Sorry Neale - I'm being thick again, I've had information overload lately - could you please explain where you're coming from? Are you suggesting I measure down from a laser line to the batten and keep that measurement constent at all points?
 
That looks nice there Phil

I think that is what was meant when the Weber guy said it could be done. Unfortunately I spoke to someone else who went and consulted his colleague. If his collegue was thinking about how to get the 10mm in one go that part of the message didn't get to me, although the chap I spoke to reckons he did ask the question about battening it out and the reply is that I didn't have to.

The way I see it I've got 2 options now.

1) Dig around the screws and unscrew them a few turns each to bring them out 3mm above the high point and basically repeat the exercise

2) dig out some channels and put some battons in, levelling out as necessary and do what Phil did. I reckon a bolster chisel or a cutter would do the job..

The 2nd idea is a favourite of mine at the moment. It's more automated and it's the same method I use for rendering walls and screeding floors.

Phil, how do you use a laser to level the battens?. I have a rotating laser level but it won't put a line that far down.

Also, NewlineUK, would you or anyone else care to comment on where I may have gone wrong with the way I did it before please.

Andy, just read your post above. I think I will redo it but I'm not going to take it up. I have spare height on the floor so I'm going to bring it up about 3mm above the highest point and level it to that. I've decided to wait until I have all the material. CTD have given me 2 bags, all their stock at the moment. The Weber rep has basically said he will talk to the product manager about more materials being free issued to me.

What you say about mixing ratios to stiffness makes perfect sense, but again I've said this a number of times, I trusted the manufacturer to give me sound technical advice on this. That is probably my biggest mistake in this instance.

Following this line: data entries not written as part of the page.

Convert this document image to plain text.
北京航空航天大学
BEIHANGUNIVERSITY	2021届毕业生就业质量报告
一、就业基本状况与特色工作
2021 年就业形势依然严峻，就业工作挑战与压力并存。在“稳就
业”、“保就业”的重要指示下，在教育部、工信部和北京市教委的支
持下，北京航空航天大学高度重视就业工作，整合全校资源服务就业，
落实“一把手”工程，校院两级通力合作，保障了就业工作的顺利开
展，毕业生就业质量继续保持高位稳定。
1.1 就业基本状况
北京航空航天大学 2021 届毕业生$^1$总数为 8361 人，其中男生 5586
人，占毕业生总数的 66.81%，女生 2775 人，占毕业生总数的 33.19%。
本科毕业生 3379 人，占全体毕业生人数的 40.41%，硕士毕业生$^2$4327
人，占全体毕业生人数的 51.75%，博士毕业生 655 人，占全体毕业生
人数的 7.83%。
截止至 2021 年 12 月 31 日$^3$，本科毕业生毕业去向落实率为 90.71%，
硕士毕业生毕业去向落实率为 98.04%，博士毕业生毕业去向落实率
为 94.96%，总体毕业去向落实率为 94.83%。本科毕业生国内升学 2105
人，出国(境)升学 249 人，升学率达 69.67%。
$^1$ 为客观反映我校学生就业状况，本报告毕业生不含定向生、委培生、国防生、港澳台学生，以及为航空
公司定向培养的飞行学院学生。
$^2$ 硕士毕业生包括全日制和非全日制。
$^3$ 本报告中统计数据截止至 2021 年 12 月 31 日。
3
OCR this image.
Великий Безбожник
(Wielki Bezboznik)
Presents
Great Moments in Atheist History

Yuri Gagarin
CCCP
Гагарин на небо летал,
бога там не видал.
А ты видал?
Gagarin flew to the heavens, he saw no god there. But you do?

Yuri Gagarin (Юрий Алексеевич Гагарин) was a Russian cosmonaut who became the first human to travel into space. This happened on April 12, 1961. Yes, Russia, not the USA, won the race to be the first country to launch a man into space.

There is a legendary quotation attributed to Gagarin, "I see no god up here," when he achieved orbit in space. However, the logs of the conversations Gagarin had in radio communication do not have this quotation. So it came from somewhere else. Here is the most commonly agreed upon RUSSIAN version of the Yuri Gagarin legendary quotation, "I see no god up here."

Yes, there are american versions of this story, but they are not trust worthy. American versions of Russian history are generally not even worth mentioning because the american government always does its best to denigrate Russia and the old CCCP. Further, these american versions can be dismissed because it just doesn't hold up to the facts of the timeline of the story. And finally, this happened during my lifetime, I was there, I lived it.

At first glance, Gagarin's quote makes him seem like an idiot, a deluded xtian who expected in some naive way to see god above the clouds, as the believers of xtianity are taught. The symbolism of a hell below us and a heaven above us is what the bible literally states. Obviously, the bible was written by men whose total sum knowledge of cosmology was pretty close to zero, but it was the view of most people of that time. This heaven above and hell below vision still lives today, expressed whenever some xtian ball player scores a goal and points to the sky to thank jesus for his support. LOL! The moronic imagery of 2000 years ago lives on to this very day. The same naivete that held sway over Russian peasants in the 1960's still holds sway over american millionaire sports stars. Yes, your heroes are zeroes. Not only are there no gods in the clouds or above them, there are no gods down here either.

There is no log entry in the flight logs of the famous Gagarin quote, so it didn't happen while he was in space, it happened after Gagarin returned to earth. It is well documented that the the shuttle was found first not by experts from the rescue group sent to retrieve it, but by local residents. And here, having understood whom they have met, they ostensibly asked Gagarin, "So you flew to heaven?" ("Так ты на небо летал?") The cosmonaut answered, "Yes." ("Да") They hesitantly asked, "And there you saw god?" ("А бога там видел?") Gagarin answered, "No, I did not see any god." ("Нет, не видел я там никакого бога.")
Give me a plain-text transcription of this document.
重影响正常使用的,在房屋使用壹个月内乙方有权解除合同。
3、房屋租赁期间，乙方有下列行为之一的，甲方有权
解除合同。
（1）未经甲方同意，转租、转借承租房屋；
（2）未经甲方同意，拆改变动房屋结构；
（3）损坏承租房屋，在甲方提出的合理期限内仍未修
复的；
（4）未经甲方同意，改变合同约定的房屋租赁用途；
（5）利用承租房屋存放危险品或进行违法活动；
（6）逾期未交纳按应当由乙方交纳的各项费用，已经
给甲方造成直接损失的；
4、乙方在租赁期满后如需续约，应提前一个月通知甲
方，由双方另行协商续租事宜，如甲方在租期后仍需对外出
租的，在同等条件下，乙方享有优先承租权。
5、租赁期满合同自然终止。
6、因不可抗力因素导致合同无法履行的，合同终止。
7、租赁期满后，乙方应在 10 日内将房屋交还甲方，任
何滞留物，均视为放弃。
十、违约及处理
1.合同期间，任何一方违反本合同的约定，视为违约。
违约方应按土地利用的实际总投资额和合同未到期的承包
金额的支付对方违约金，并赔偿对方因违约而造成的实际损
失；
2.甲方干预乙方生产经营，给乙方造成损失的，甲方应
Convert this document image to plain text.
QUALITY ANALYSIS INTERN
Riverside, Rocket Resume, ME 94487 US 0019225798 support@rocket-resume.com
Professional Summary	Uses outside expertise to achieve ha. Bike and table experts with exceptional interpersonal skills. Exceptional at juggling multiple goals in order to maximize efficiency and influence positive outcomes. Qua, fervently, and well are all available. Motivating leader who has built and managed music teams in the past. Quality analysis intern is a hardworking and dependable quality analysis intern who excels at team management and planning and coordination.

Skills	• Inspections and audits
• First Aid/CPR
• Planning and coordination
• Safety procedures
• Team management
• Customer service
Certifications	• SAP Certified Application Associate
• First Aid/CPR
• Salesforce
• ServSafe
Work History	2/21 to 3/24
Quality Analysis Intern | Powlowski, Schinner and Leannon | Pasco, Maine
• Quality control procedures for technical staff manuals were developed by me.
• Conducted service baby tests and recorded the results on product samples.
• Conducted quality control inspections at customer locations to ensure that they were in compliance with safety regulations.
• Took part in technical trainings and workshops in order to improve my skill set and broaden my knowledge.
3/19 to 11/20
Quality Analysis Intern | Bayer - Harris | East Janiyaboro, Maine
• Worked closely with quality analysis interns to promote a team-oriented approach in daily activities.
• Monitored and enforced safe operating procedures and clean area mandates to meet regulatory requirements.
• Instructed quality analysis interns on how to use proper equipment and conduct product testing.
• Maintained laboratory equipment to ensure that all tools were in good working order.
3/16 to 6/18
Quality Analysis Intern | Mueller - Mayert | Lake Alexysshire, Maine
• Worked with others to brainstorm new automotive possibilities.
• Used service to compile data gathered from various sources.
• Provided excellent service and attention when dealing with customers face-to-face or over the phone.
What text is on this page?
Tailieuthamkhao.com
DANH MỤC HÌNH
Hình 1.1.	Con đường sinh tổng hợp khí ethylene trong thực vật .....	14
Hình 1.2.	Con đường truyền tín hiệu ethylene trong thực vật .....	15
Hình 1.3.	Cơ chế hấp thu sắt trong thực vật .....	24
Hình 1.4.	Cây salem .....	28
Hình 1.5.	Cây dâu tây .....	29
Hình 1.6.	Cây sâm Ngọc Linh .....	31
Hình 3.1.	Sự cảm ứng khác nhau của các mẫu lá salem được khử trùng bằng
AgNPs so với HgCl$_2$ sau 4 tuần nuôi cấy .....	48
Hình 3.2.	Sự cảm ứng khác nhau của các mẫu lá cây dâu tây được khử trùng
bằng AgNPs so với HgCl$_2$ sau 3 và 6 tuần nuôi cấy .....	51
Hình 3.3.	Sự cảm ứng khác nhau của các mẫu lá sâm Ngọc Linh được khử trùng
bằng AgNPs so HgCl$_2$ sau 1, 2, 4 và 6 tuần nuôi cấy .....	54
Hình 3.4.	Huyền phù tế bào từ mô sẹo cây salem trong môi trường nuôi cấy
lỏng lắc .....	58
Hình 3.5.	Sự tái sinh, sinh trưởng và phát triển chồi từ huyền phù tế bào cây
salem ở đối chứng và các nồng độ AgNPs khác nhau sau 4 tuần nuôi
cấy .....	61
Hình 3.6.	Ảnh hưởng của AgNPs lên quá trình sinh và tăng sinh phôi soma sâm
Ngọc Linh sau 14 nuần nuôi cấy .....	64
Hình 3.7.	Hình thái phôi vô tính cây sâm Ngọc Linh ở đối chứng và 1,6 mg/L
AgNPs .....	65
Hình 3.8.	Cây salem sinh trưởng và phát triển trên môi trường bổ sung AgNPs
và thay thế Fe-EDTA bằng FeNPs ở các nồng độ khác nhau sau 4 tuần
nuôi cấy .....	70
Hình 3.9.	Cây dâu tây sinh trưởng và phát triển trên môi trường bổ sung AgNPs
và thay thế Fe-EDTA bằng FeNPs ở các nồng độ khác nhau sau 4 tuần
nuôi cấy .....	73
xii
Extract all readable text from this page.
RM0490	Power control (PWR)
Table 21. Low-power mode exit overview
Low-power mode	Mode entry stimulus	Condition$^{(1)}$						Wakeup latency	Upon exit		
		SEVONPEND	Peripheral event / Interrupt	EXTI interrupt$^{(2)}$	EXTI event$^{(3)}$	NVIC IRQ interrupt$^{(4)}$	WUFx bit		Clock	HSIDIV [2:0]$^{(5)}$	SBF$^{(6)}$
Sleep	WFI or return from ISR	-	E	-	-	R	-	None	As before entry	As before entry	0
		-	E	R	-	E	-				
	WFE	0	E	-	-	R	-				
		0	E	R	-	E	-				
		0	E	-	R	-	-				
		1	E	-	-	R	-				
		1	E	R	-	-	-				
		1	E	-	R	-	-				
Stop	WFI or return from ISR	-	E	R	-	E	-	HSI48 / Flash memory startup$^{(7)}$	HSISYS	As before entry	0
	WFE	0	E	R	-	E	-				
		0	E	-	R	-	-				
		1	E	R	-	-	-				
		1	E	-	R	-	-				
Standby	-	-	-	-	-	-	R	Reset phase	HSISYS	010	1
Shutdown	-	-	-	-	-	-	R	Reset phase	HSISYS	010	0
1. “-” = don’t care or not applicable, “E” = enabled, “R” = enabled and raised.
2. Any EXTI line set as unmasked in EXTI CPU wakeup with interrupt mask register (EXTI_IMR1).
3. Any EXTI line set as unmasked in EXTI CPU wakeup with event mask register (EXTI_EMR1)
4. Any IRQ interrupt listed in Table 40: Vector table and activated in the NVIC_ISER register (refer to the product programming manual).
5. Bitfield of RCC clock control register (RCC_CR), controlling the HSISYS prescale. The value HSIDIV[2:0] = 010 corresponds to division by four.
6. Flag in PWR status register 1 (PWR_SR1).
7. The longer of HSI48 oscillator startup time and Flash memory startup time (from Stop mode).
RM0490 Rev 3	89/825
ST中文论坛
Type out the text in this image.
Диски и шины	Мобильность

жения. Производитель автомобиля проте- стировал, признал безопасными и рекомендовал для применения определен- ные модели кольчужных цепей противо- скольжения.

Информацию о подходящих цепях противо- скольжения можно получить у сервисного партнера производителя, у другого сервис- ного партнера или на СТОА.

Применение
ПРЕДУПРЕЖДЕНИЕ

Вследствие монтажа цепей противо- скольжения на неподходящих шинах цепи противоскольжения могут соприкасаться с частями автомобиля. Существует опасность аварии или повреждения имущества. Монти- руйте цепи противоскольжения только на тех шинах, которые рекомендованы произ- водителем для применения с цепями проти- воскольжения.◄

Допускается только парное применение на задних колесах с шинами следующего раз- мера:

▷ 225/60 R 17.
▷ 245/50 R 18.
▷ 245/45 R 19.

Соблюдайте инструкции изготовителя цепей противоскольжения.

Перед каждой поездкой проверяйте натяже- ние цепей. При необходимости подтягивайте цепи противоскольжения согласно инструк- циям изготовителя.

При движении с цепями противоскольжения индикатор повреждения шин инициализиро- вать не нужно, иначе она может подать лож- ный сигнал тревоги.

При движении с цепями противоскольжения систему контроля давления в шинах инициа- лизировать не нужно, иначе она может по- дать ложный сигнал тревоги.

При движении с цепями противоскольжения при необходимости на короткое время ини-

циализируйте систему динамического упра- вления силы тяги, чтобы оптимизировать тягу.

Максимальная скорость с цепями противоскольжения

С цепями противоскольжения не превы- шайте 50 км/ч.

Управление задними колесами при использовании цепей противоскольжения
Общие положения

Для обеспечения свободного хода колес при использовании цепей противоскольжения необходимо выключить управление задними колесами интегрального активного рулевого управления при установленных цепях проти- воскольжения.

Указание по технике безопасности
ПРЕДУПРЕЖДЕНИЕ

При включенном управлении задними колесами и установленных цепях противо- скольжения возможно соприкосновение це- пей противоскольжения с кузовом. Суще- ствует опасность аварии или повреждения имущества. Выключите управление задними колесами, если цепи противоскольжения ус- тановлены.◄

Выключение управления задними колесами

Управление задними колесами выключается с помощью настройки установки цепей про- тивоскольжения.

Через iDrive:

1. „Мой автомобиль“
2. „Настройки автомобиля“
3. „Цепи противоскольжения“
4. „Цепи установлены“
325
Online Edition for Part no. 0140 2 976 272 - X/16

Had we had this conversation before I would have bought extra bags and probably battened it out as Phil did his, rather than stiffen up the mix.

Difficult to say without being onsite at the time, but the size of the floor area and at that depth without battens to stop spread and not having a great deal of experiance with slc I would have had someone mixing up and two buckets on the go.
Anyone else care to advise?
 
Hugo, as above, use a staff. Find your highest point set your laser height to whatever mark a staff ( just like using a dumpy level) set dots to this level all around the floor (grid of levels) I don't use batons, the runners in my pics are polymer sand and cement, left to set. I always put some rapid set adhesive in the mix, to send it off fast.

Using this method you can go from 0 to 30mm, Fill in the bays, (I work to 2m bays) with slc. Then when floor is poured and cured, you can remove runners and replace with slc. Or if you feel confident the are solid leave them in. The same way I was taught To render/ screed, by screed I mean sand and cement screed, not slc:thumbsup:
 
That looks nice there Phil

What you say about mixing ratios to stiffness makes perfect sense, but again I've said this a number of times, I trusted the manufacturer to give me sound technical advice on this. That is probably my biggest mistake in this instance. Had we had this conversation before I would have bought extra bags and probably battened it out as Phil did his, rather than stiffen up the mix.

I have tried following these "manufacturers recommendations" - now I make my own mind up (lol). It reminds me of my wife cooking - she never uses scales to weigh, or a measuring spoon to measure - she pours and when the consistency is right, she bakes. And it tastes good after!